O coração do homem considera o seu caminho, mas o Senhor lhe
dirige os passos. [Provérbios 16. 9]
Gente
com Rosa na Lapela
Max
Lucado
John
Blanchard levantou-se do banco, ajeitou o uniforme do Exército e
observou a multidão que tentava abrir caminho na Estação Ferroviária
Central de Nova York. Procurou avistar a moça cujo coração ele
conhecia, mas não o rosto — a moça com a
rosa.
Seu
interesse por ela começara 13 anos antes, em uma biblioteca da
Flórida. Ao retirar um livro da estante, ele ficou intrigado, não
com as palavras impressas, mas com as anotações escritas à mão na
margem.

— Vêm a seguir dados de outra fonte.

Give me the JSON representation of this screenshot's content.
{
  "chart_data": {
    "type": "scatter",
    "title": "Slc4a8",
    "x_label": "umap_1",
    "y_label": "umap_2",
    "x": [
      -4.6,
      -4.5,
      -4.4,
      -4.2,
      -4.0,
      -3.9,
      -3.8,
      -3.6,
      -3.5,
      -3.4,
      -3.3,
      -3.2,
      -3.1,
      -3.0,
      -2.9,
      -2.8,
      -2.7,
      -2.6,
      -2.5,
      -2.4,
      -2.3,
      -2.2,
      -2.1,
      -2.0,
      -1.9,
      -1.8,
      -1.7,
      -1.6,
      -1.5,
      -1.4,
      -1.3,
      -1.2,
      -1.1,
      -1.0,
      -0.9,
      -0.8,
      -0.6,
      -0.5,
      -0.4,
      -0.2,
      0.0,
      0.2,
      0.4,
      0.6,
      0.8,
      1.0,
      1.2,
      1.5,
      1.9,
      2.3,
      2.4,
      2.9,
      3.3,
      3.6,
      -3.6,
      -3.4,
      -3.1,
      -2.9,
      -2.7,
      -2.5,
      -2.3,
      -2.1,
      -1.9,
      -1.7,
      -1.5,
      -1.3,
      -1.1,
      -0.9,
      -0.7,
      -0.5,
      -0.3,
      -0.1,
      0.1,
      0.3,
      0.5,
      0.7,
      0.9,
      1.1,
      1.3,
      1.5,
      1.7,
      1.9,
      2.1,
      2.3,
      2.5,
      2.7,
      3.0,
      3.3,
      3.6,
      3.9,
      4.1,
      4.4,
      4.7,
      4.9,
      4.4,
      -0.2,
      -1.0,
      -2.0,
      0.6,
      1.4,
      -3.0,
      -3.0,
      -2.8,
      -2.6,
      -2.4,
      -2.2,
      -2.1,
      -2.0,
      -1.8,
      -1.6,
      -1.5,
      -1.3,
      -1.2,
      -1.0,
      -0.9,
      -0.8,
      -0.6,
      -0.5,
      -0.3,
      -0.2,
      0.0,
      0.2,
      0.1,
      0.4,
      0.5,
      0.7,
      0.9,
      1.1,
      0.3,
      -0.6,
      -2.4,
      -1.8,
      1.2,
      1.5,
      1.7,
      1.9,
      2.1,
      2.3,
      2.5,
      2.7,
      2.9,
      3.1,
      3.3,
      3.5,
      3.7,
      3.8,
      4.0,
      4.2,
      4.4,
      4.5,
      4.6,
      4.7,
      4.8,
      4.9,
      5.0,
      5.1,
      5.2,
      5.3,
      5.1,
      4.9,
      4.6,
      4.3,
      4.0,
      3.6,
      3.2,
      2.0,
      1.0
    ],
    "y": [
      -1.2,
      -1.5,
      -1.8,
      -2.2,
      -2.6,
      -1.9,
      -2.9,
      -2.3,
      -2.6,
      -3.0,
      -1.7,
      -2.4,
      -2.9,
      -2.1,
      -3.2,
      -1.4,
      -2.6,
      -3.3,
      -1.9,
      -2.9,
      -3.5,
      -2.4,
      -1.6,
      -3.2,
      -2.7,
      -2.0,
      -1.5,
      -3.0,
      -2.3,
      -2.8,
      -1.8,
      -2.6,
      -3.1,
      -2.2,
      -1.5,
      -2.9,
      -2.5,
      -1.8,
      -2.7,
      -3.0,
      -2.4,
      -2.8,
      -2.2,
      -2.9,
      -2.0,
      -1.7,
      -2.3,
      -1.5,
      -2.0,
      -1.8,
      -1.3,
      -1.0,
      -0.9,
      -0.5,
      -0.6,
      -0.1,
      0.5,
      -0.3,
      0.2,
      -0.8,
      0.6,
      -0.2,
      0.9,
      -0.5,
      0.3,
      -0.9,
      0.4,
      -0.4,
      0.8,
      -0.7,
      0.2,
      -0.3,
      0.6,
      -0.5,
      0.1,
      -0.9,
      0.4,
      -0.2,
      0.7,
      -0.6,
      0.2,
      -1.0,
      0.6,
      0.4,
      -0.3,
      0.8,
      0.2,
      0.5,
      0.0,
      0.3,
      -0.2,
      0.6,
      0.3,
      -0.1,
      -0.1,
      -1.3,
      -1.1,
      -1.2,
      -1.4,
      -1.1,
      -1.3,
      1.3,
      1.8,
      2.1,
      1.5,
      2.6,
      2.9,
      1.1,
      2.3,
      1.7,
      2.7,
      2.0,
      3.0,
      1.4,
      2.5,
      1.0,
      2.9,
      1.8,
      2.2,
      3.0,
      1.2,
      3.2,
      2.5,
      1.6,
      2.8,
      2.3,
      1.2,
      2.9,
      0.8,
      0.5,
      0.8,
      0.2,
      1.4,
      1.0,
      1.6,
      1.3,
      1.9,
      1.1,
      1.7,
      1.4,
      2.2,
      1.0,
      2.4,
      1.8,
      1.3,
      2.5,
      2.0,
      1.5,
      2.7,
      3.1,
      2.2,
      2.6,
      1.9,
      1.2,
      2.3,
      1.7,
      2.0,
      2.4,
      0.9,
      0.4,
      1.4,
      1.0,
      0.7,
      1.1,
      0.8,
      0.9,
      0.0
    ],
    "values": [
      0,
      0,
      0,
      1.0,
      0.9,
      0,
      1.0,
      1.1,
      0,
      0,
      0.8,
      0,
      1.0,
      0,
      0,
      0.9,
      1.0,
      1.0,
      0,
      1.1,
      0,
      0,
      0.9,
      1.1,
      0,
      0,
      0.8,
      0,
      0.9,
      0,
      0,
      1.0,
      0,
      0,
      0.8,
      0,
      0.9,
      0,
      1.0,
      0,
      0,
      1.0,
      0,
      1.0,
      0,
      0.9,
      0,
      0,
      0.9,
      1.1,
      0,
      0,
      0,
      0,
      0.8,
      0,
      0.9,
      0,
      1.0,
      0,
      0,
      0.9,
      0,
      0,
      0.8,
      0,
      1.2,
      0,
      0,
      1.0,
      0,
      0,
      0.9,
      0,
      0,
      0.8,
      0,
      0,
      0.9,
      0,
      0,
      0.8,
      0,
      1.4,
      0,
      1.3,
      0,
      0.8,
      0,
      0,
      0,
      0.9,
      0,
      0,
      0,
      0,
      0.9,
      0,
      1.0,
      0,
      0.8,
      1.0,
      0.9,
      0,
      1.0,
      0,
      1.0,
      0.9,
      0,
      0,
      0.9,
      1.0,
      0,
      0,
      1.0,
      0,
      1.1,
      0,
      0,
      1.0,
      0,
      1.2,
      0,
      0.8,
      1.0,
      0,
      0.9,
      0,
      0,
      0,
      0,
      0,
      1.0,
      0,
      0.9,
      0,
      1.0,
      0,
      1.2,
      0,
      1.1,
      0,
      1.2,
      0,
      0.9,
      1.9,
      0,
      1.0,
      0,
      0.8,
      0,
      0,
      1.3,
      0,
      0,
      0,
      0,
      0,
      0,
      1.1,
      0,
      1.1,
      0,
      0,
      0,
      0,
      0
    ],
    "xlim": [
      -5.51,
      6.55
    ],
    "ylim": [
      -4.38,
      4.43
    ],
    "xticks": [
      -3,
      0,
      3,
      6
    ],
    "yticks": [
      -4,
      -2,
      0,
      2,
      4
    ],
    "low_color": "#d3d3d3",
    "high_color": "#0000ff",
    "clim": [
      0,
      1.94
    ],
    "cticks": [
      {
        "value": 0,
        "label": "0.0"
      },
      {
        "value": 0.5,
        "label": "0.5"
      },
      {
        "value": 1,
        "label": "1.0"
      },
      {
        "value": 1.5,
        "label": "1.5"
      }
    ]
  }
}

A letra delicada indicava ser a de uma pessoa ponderada e
sensível. Na primeira página do livro, ele descobriu o nome da
proprietária anterior: Srta. Hollis
Maynell.
Depois
de algum tempo e de várias tentativas, conseguiu localizar o
endereço dela. Morava em Nova York. Escreveu-lhe uma carta
apresentando-se e propondo uma troca de correspondência. No dia
seguinte, ele foi convocado para servir em uma base do outro lado do
oceano. Era a Segunda Guerra Mundial. Durante os 13 meses seguintes,
os dois passaram a se conhecer por correspondência. Cada carta era
uma semente caindo em um coração fértil. Florescia um romance.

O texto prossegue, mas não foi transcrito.